Dies werden in aller Regel die gemeinsamen Kinder sein, es ist aber auch jede andere Lösung vorstellbar.

So können die Eheleute die Frage des Schlusserben auch ausdrücklich offen lassen und damit dem länger lebenden Ehegatten das Recht einräumen, darüber zu entscheiden, wer nach dem Ableben des länger lebenden Ehegatten das Familienvermögen erhalten soll.

Was gilt bei der Trennungslösung?

Im Gegensatz zur Einheitslösung sorgen bei der so genannten Trennungslösung erbrechtliche Anordnungen im Testament der Eheleute dafür, dass im ersten Erbfall das Vermögen des zuerst versterbenden Partners nicht mit dem Vermögen des überlebenden Partners verschmilzt.

Nach dem ersten Erbfall werden also beim überlebenden Ehepartner zwei Vermögensmassen gebildet: Das eigene Vermögen des überlebenden Ehepartner und das vom verstorbenen Ehepartner geerbte Vermögen. Beide Vermögensmassen sind streng voneinander zu trennen.

So sorgen die Eheleute durch die Anordnung einer so genannten Vor- und Nacherbschaft dafür, dass der überlebende Partner im ersten Erbfall lediglich so genannter Vorerbe wird und hinsichtlich seiner Verfügungsmacht über das geerbte Vermögen mehr oder weniger starken Beschränkungen ausgesetzt ist.

Welche Rechte hat ein Vorerbe?

Auch ist der überlebende Ehepartner als Vorerbe nicht in der Lage zu bestimmen, wer das Vermögen des zuerst verstorbenen Partners als Erbe erhalten soll.

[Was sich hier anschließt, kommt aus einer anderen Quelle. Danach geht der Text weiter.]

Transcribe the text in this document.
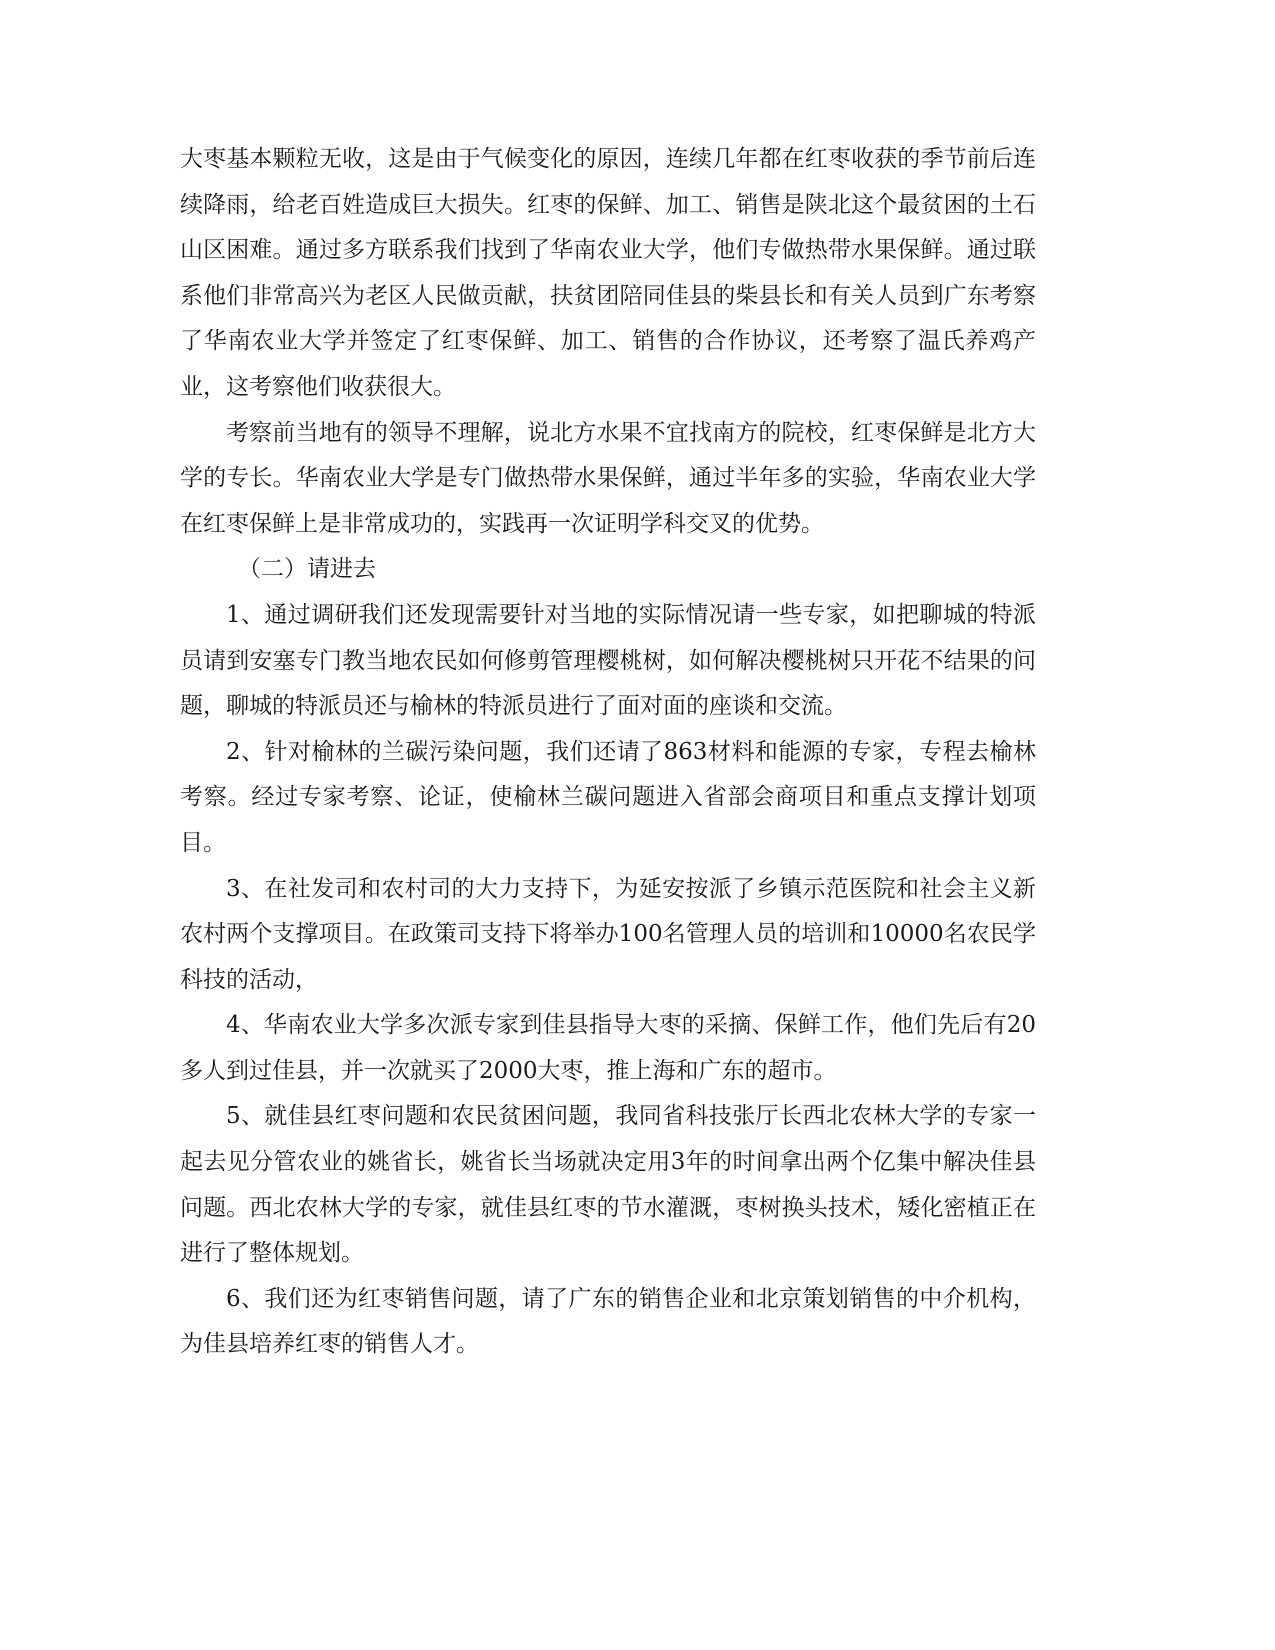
大枣基本颗粒无收，这是由于气候变化的原因，连续几年都在红枣收获的季节前后连续降雨，给老百姓造成巨大损失。红枣的保鲜、加工、销售是陕北这个最贫困的土石山区困难。通过多方联系我们找到了华南农业大学，他们专做热带水果保鲜。通过联系他们非常高兴为老区人民做贡献，扶贫团陪同佳县的柴县长和有关人员到广东考察了华南农业大学并签定了红枣保鲜、加工、销售的合作协议，还考察了温氏养鸡产业，这考察他们收获很大。

考察前当地有的领导不理解，说北方水果不宜找南方的院校，红枣保鲜是北方大学的专长。华南农业大学是专门做热带水果保鲜，通过半年多的实验，华南农业大学在红枣保鲜上是非常成功的，实践再一次证明学科交叉的优势。

（二）请进去

1、通过调研我们还发现需要针对当地的实际情况请一些专家，如把聊城的特派员请到安塞专门教当地农民如何修剪管理樱桃树，如何解决樱桃树只开花不结果的问题，聊城的特派员还与榆林的特派员进行了面对面的座谈和交流。

2、针对榆林的兰碳污染问题，我们还请了863材料和能源的专家，专程去榆林考察。经过专家考察、论证，使榆林兰碳问题进入省部会商项目和重点支撑计划项目。

3、在社发司和农村司的大力支持下，为延安按派了乡镇示范医院和社会主义新农村两个支撑项目。在政策司支持下将举办100名管理人员的培训和10000名农民学科技的活动，

4、华南农业大学多次派专家到佳县指导大枣的采摘、保鲜工作，他们先后有20多人到过佳县，并一次就买了2000大枣，推上海和广东的超市。

5、就佳县红枣问题和农民贫困问题，我同省科技张厅长西北农林大学的专家一起去见分管农业的姚省长，姚省长当场就决定用3年的时间拿出两个亿集中解决佳县问题。西北农林大学的专家，就佳县红枣的节水灌溉，枣树换头技术，矮化密植正在进行了整体规划。

6、我们还为红枣销售问题，请了广东的销售企业和北京策划销售的中介机构，为佳县培养红枣的销售人才。
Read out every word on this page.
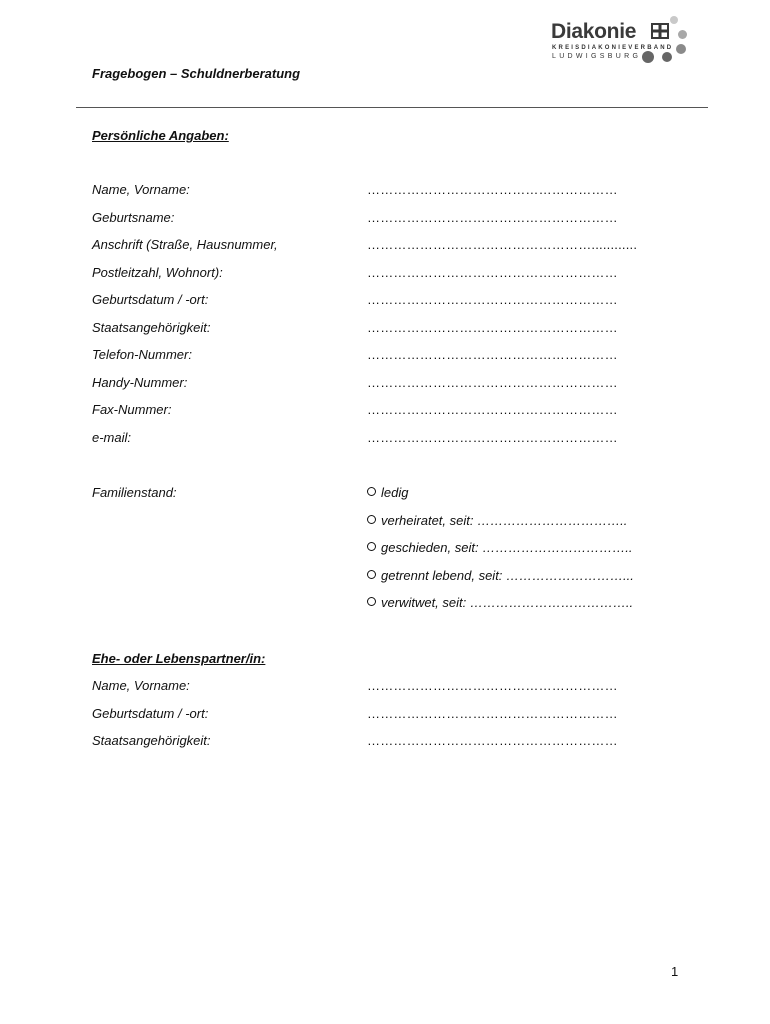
Diakonie
KREISDIAKONIEVERBAND
LUDWIGSBURG
Fragebogen – Schuldnerberatung
Persönliche Angaben:
Name, Vorname:	…………………………………………………
Geburtsname:	…………………………………………………
Anschrift (Straße, Hausnummer,	……………………………………………............
Postleitzahl, Wohnort):	…………………………………………………
Geburtsdatum / -ort:	…………………………………………………
Staatsangehörigkeit:	…………………………………………………
Telefon-Nummer:	…………………………………………………
Handy-Nummer:	…………………………………………………
Fax-Nummer:	…………………………………………………
e-mail:	…………………………………………………
Familienstand:	ledig
verheiratet, seit: ……………………………..
geschieden, seit: ……………………………..
getrennt lebend, seit: ………………………...
verwitwet, seit: ………………………………..
Ehe- oder Lebenspartner/in:
Name, Vorname:	…………………………………………………
Geburtsdatum / -ort:	…………………………………………………
Staatsangehörigkeit:	…………………………………………………
1
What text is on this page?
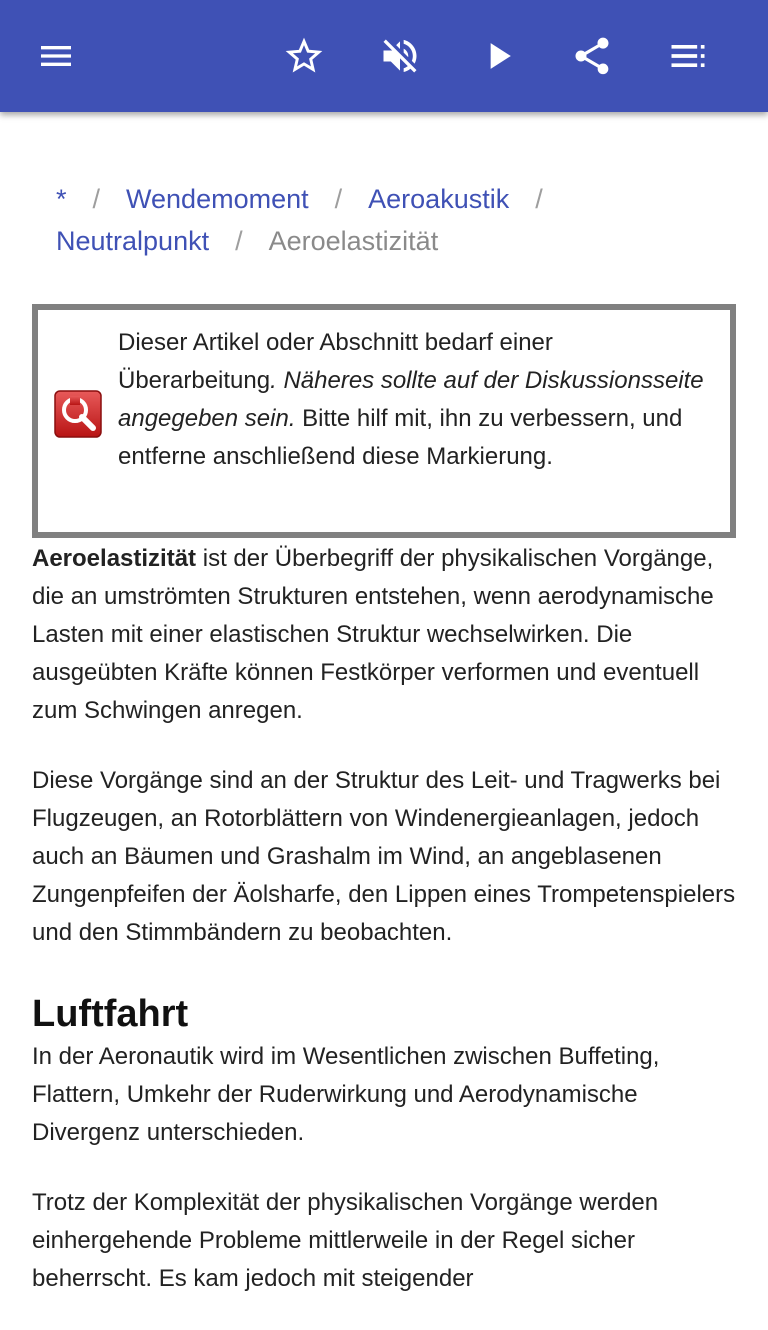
* / Wendemoment / Aeroakustik /
Neutralpunkt / Aeroelastizität
Dieser Artikel oder Abschnitt bedarf einer Überarbeitung. Näheres sollte auf der Diskussionsseite angegeben sein. Bitte hilf mit, ihn zu verbessern, und entferne anschließend diese Markierung.

Aeroelastizität ist der Überbegriff der physikalischen Vorgänge, die an umströmten Strukturen entstehen, wenn aerodynamische Lasten mit einer elastischen Struktur wechselwirken. Die ausgeübten Kräfte können Festkörper verformen und eventuell zum Schwingen anregen.

Diese Vorgänge sind an der Struktur des Leit- und Tragwerks bei Flugzeugen, an Rotorblättern von Windenergieanlagen, jedoch auch an Bäumen und Grashalm im Wind, an angeblasenen Zungenpfeifen der Äolsharfe, den Lippen eines Trompetenspielers und den Stimmbändern zu beobachten.

Luftfahrt

In der Aeronautik wird im Wesentlichen zwischen Buffeting, Flattern, Umkehr der Ruderwirkung und Aerodynamische Divergenz unterschieden.

Trotz der Komplexität der physikalischen Vorgänge werden einhergehende Probleme mittlerweile in der Regel sicher beherrscht. Es kam jedoch mit steigender
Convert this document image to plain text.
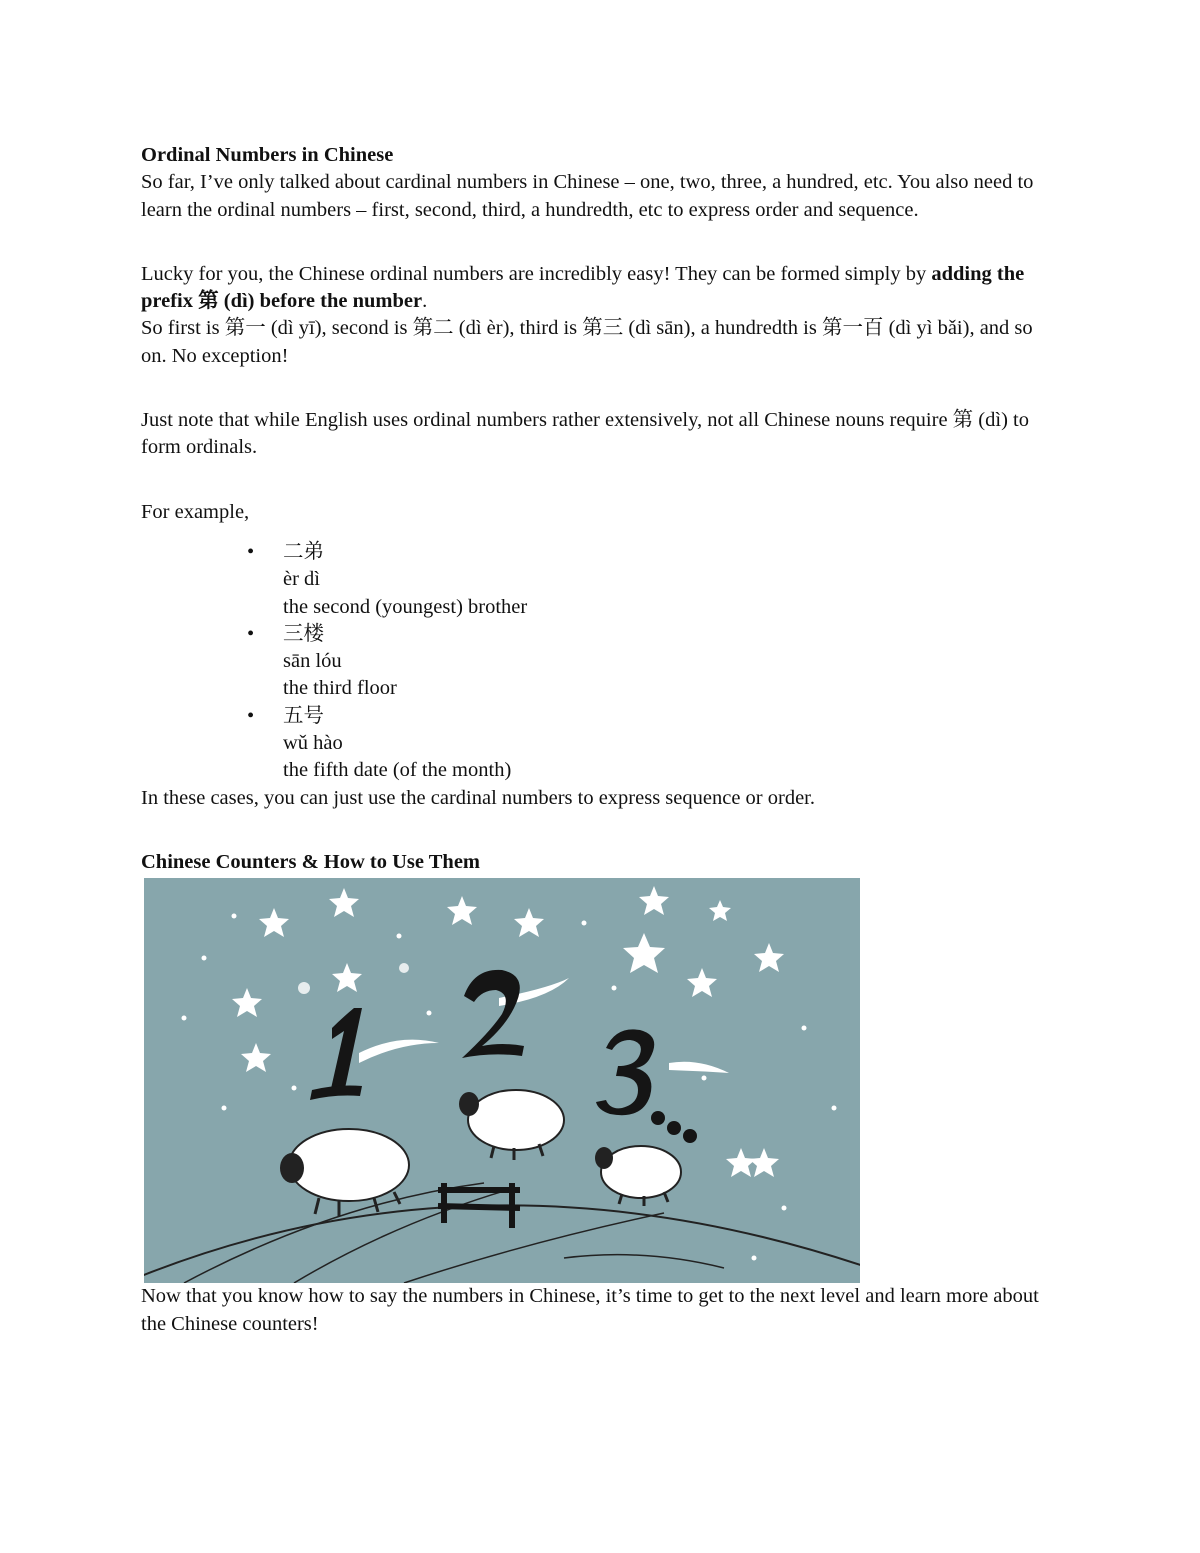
Ordinal Numbers in Chinese

So far, I’ve only talked about cardinal numbers in Chinese – one, two, three, a hundred, etc. You also need to learn the ordinal numbers – first, second, third, a hundredth, etc to express order and sequence.

Lucky for you, the Chinese ordinal numbers are incredibly easy! They can be formed simply by adding the prefix 第 (dì) before the number.

So first is 第一 (dì yī), second is 第二 (dì èr), third is 第三 (dì sān), a hundredth is 第一百 (dì yì bǎi), and so on. No exception!

Just note that while English uses ordinal numbers rather extensively, not all Chinese nouns require 第 (dì) to form ordinals.

For example,

• 二弟
èr dì
the second (youngest) brother
• 三楼
sān lóu
the third floor
• 五号
wǔ hào
the fifth date (of the month)

In these cases, you can just use the cardinal numbers to express sequence or order.

Chinese Counters & How to Use Them

Now that you know how to say the numbers in Chinese, it’s time to get to the next level and learn more about the Chinese counters!
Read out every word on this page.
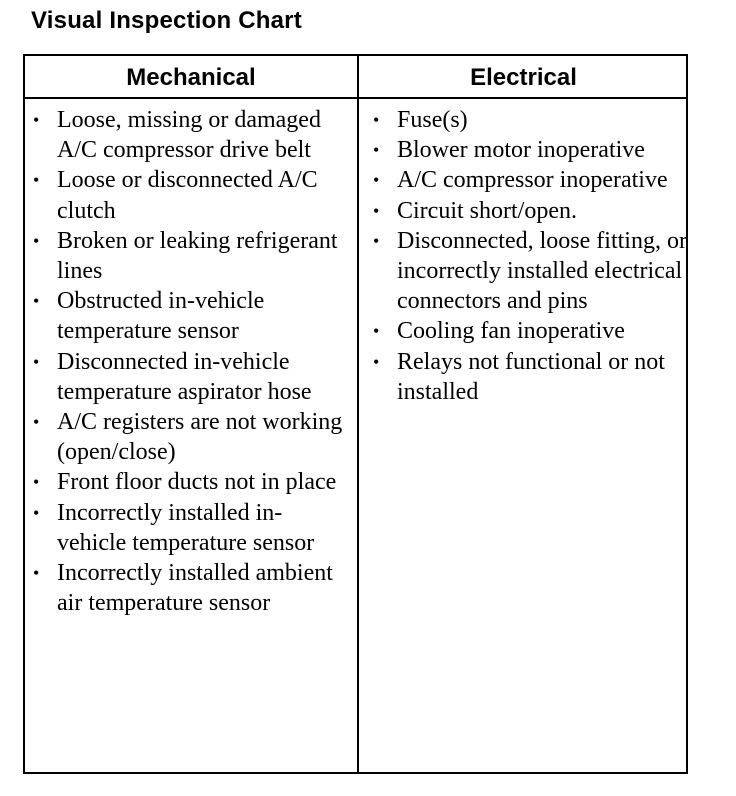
Visual Inspection Chart
Mechanical	Electrical
• Loose, missing or damaged A/C compressor drive belt
• Loose or disconnected A/C clutch
• Broken or leaking refrigerant lines
• Obstructed in-vehicle temperature sensor
• Disconnected in-vehicle temperature aspirator hose
• A/C registers are not working (open/close)
• Front floor ducts not in place
• Incorrectly installed in-vehicle temperature sensor
• Incorrectly installed ambient air temperature sensor
• Fuse(s)
• Blower motor inoperative
• A/C compressor inoperative
• Circuit short/open.
• Disconnected, loose fitting, or incorrectly installed electrical connectors and pins
• Cooling fan inoperative
• Relays not functional or not installed
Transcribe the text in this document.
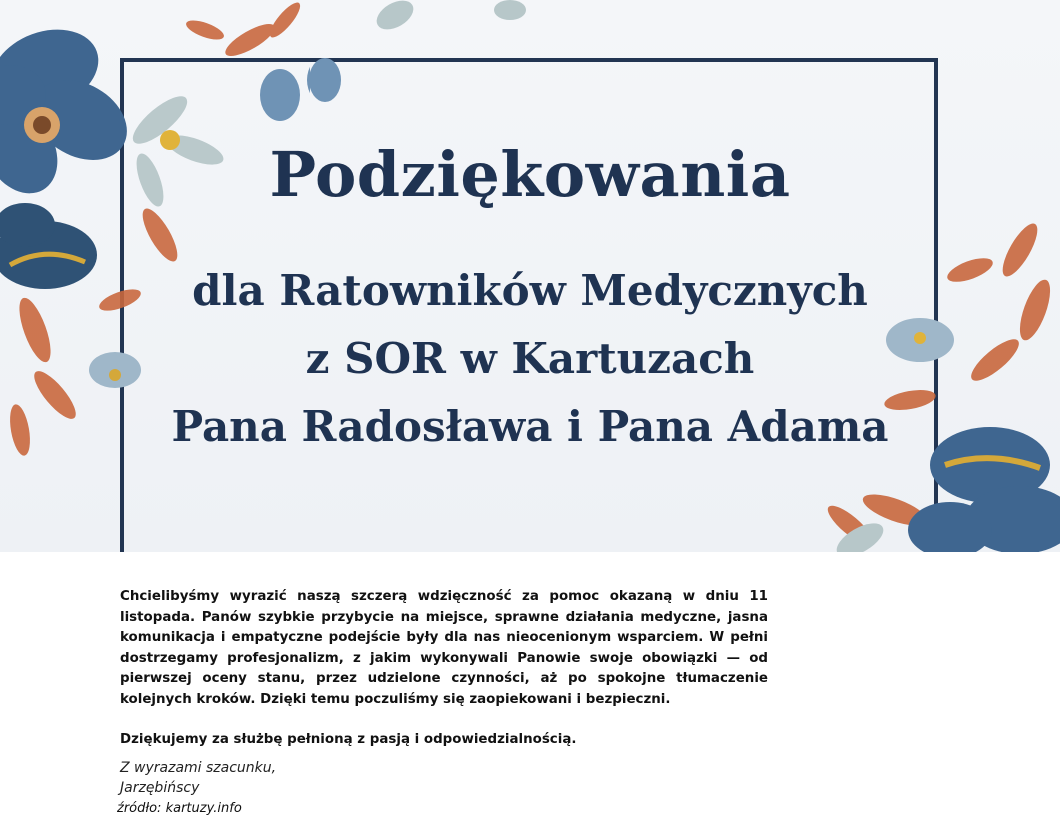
Podziękowania
dla Ratowników Medycznych
z SOR w Kartuzach
Pana Radosława i Pana Adama

Chcielibyśmy wyrazić naszą szczerą wdzięczność za pomoc okazaną w dniu 11 listopada. Panów szybkie przybycie na miejsce, sprawne działania medyczne, jasna komunikacja i empatyczne podejście były dla nas nieocenionym wsparciem. W pełni dostrzegamy profesjonalizm, z jakim wykonywali Panowie swoje obowiązki — od pierwszej oceny stanu, przez udzielone czynności, aż po spokojne tłumaczenie kolejnych kroków. Dzięki temu poczuliśmy się zaopiekowani i bezpieczni.

Dziękujemy za służbę pełnioną z pasją i odpowiedzialnością.

Z wyrazami szacunku,
Jarzębińscy
źródło: kartuzy.info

Diese Frage hat der zuerst verstorbene Partner vielmehr schon selber durch die Benennung eines Nacherben in seinem Testament geklärt.

Eine Trennungslösung nach dem Tod des zuerst versterbenden Ehepartners kann alternativ auch dadurch umgesetzt werden, indem der zuerst versterbende Partner seine Kinder als Erben benennt und zugunsten des überlebenden Ehepartners ein Nießbrauchsvermächtnis an seinem kompletten Vermögen aussetzt.

Im Ergebnis werden diejenigen Eheleute die Trennungslösung gegenüber der Einheitslösung favorisieren, die auf den Lauf ihres Vermögens stärker Einfluss nehmen wollen und im Interesse der Kinder mehr Wert auf den Erhalt ihres Vermögens legen.